The photo was taken by BBC reporter Ricardo Senra and went viral on Twitter in his home country, Brazil, with 100,000 shares: a jackfruit on sale for £160 ($218) in Borough Market, one of the largest and oldest food markets in London.
The over-the-top price tag has shocked Twitter users, with many joking they would fly to Britain to become "multimillionaires" by selling jackfruits.
After all, fresh jackfruits can be found in many parts of Brazil for the equivalent of $1.10 (81p)each, and are similarly affordable in many other tropical countries.
They can even be picked for free from the trees in many places, but the vast majority - at least in Brazil - are left to rot on the streets.
So what explains charging such a high price for a single fruit, considered "exotic" by some consumers? And why has the international demand for it grown recently?
First of all, it is important to remember a basic rule: the point of sale impacts the price - and this applies to any product.
"Even in Brazil, the price of jackfruit varies. There are places where it is possible to pick it from the tree for free. In others, it is extremely expensive," Sabrina Sartori, CEO of Estancia das Frutas, an orchard that houses 3,000 fruit species in Sao Paulo state, has told the BBC.
Also, jackfruit is unable to be grown commercially in colder countries like the UK.
But there is more to it than that. The international trade of jackfruit, in particular, is quite complex and risky, experts say, for several reasons, including its perishable nature, its seasonality and its volume.
"The jackfruit is very heavy, turns ripe very fast and has a very peculiar aroma that is not pleasant to everyone," Sartori adds.
Weighing up to 40kg (88lb), the fruit, which originates from Asia, is extremely perishable and has a short shelf-life in the supermarket.

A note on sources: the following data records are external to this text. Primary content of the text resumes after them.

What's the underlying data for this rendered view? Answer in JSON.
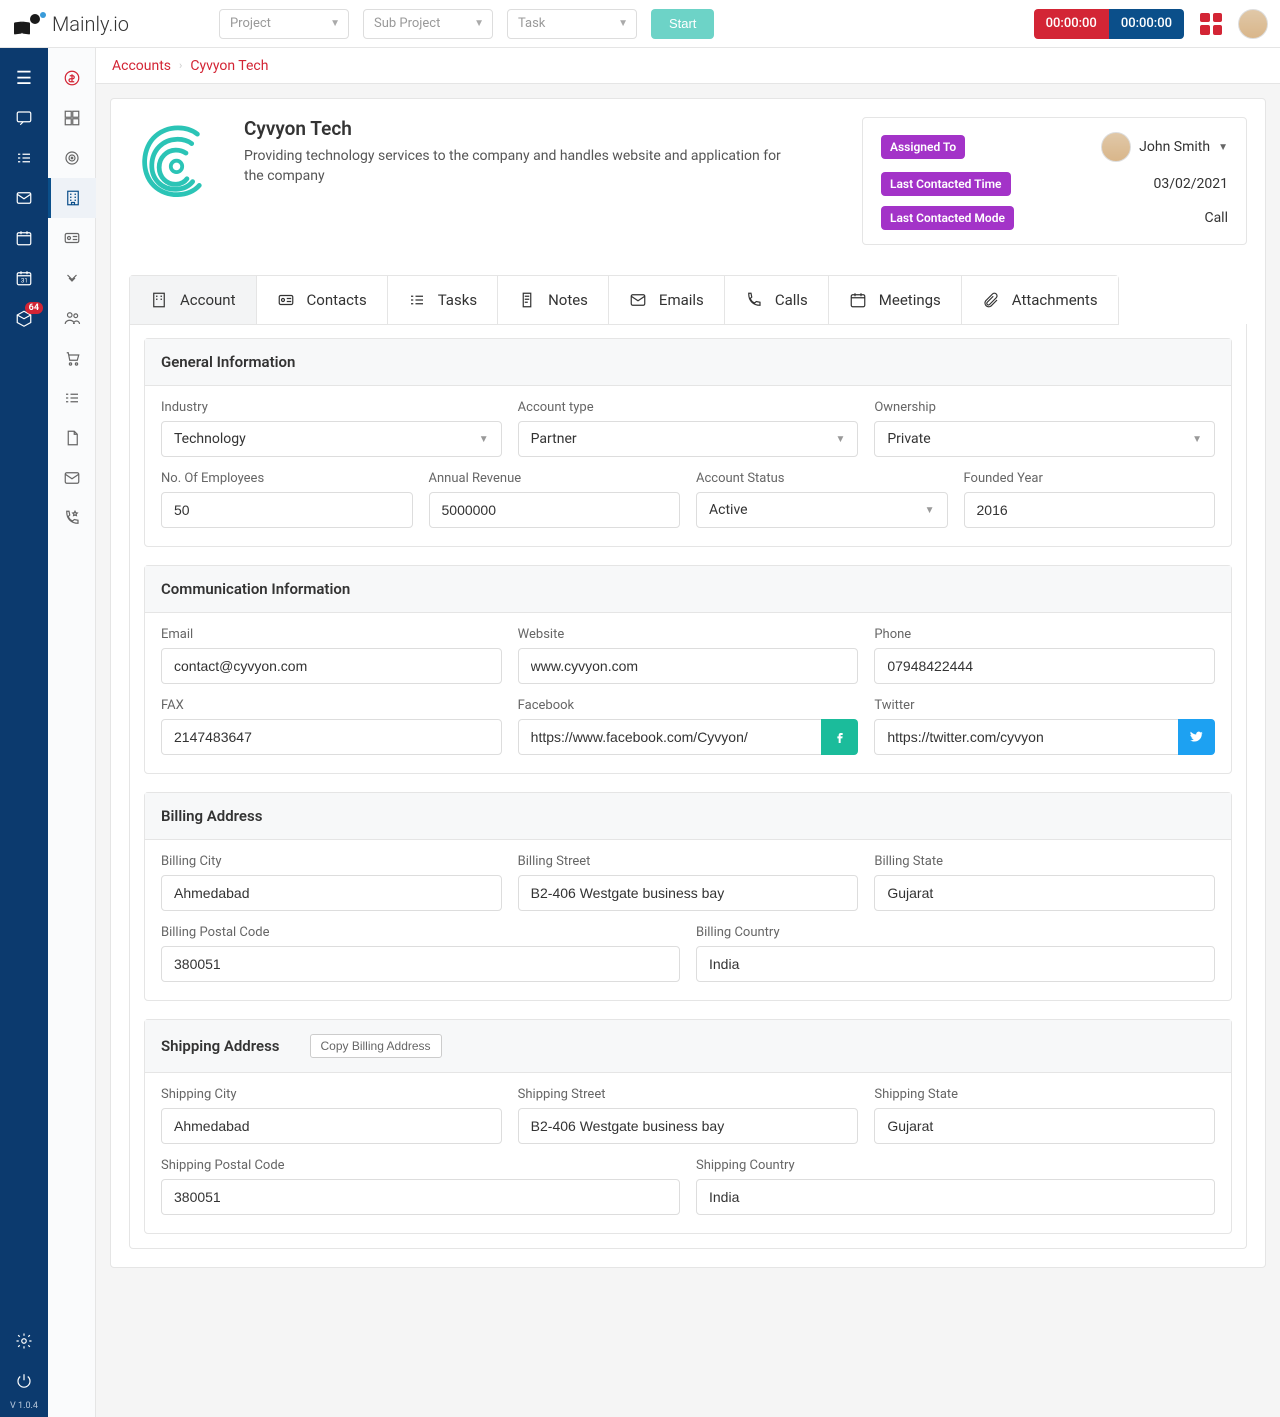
{
  "brand": "Mainly.io",
  "topbar": {
    "selects": [
      {
        "name": "project-select",
        "label": "Project"
      },
      {
        "name": "subproject-select",
        "label": "Sub Project"
      },
      {
        "name": "task-select",
        "label": "Task"
      }
    ],
    "start_label": "Start",
    "timer1": "00:00:00",
    "timer2": "00:00:00"
  },
  "leftrail": {
    "top_items": [
      "hamburger-icon",
      "chat-icon",
      "checklist-icon",
      "mail-icon",
      "calendar-icon",
      "calendar-alt-icon",
      "box-open-icon"
    ],
    "box_badge": "64",
    "bottom_items": [
      "gear-icon",
      "power-icon"
    ],
    "version": "V 1.0.4"
  },
  "secondrail": {
    "items": [
      "dollar-icon",
      "grid-icon",
      "target-icon",
      "building-icon",
      "card-icon",
      "handshake-icon",
      "group-icon",
      "cart-icon",
      "list-icon",
      "file-icon",
      "mail-outline-icon",
      "call-star-icon"
    ],
    "active_index": 3
  },
  "breadcrumb": {
    "root": "Accounts",
    "current": "Cyvyon Tech"
  },
  "account": {
    "name": "Cyvyon Tech",
    "description": "Providing technology services to the company and handles website and application for the company"
  },
  "assign_card": {
    "assigned_to_tag": "Assigned To",
    "assigned_to_name": "John Smith",
    "last_contacted_time_tag": "Last Contacted Time",
    "last_contacted_time_value": "03/02/2021",
    "last_contacted_mode_tag": "Last Contacted Mode",
    "last_contacted_mode_value": "Call"
  },
  "tabs": [
    {
      "name": "tab-account",
      "label": "Account",
      "icon": "building-icon"
    },
    {
      "name": "tab-contacts",
      "label": "Contacts",
      "icon": "id-card-icon"
    },
    {
      "name": "tab-tasks",
      "label": "Tasks",
      "icon": "tasks-icon"
    },
    {
      "name": "tab-notes",
      "label": "Notes",
      "icon": "notes-icon"
    },
    {
      "name": "tab-emails",
      "label": "Emails",
      "icon": "mail-icon"
    },
    {
      "name": "tab-calls",
      "label": "Calls",
      "icon": "phone-icon"
    },
    {
      "name": "tab-meetings",
      "label": "Meetings",
      "icon": "calendar-icon"
    },
    {
      "name": "tab-attachments",
      "label": "Attachments",
      "icon": "paperclip-icon"
    }
  ],
  "active_tab": 0,
  "sections": {
    "general": {
      "title": "General Information",
      "industry_label": "Industry",
      "industry_value": "Technology",
      "account_type_label": "Account type",
      "account_type_value": "Partner",
      "ownership_label": "Ownership",
      "ownership_value": "Private",
      "no_employees_label": "No. Of Employees",
      "no_employees_value": "50",
      "annual_revenue_label": "Annual Revenue",
      "annual_revenue_value": "5000000",
      "account_status_label": "Account Status",
      "account_status_value": "Active",
      "founded_year_label": "Founded Year",
      "founded_year_value": "2016"
    },
    "communication": {
      "title": "Communication Information",
      "email_label": "Email",
      "email_value": "contact@cyvyon.com",
      "website_label": "Website",
      "website_value": "www.cyvyon.com",
      "phone_label": "Phone",
      "phone_value": "07948422444",
      "fax_label": "FAX",
      "fax_value": "2147483647",
      "facebook_label": "Facebook",
      "facebook_value": "https://www.facebook.com/Cyvyon/",
      "twitter_label": "Twitter",
      "twitter_value": "https://twitter.com/cyvyon"
    },
    "billing": {
      "title": "Billing Address",
      "city_label": "Billing City",
      "city_value": "Ahmedabad",
      "street_label": "Billing Street",
      "street_value": "B2-406 Westgate business bay",
      "state_label": "Billing State",
      "state_value": "Gujarat",
      "postal_label": "Billing Postal Code",
      "postal_value": "380051",
      "country_label": "Billing Country",
      "country_value": "India"
    },
    "shipping": {
      "title": "Shipping Address",
      "copy_label": "Copy Billing Address",
      "city_label": "Shipping City",
      "city_value": "Ahmedabad",
      "street_label": "Shipping Street",
      "street_value": "B2-406 Westgate business bay",
      "state_label": "Shipping State",
      "state_value": "Gujarat",
      "postal_label": "Shipping Postal Code",
      "postal_value": "380051",
      "country_label": "Shipping Country",
      "country_value": "India"
    }
  }
}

Jackfruit, often seen as unappetizing in the countries where it grows, has seen a soaring demand in developed nations driven by vegetarians and vegans, who consider it an alternative to meat. When cooked, its texture resembles beef or pork, making it a popular meat-free substitute like tofu, Quorn and seitan.
In the UK alone, the number of vegans is estimated at 3.5 million and counting.
However, when jackfruit becomes too ripe - and this process happens very fast - it acquires a sweeter flavour and can only be used for desserts.
A more affordable alternative for consumers, therefore, is to buy it canned.
Canned jackfruit can be found in British supermarkets for about $4 (£2.98) on average, but many say its taste is not the same.
Jackfruit is also very large, making it difficult to transport, and its harvest is seasonal. Packing is challenging due to the uneven shape, size and weight. It cannot be put in standard-sized boxes like other fruits. There is also no scientific way to tell if the fruit is in good condition just by looking at its exterior.
In addition to that, in the main countries that cultivate and export it, mostly in South and South-east Asia (the jackfruit is the national fruit of Bangladesh and Sri Lanka), there is lack of a marketing chain, and post harvesting practices don't exist. As a result, it is estimated that 70% of all production is lost.
In India, for example, jackfruit is seen as undesirable and stigmatised in rural areas as a poor man's fruit.
An additional element, experts say, is the lack of awareness - although jackfruit has become increasingly popular, many consumers have never tasted it and don't know any recipes they can make with it.
Fabrizio Torres, owner of Torres Tropical BV, an importer of exotic fruits based in the Netherlands, also adds that air freight has risen considerably with the Covid-19 pandemic.
"Many fruits from regions such as Asia and South America come to Europe on passenger planes. Airlines are looking now for higher value-added products for cargo space. Jackfruit is highly perishable and niche, so it is not worth importing it in large volumes. All this drives up the final price," he says.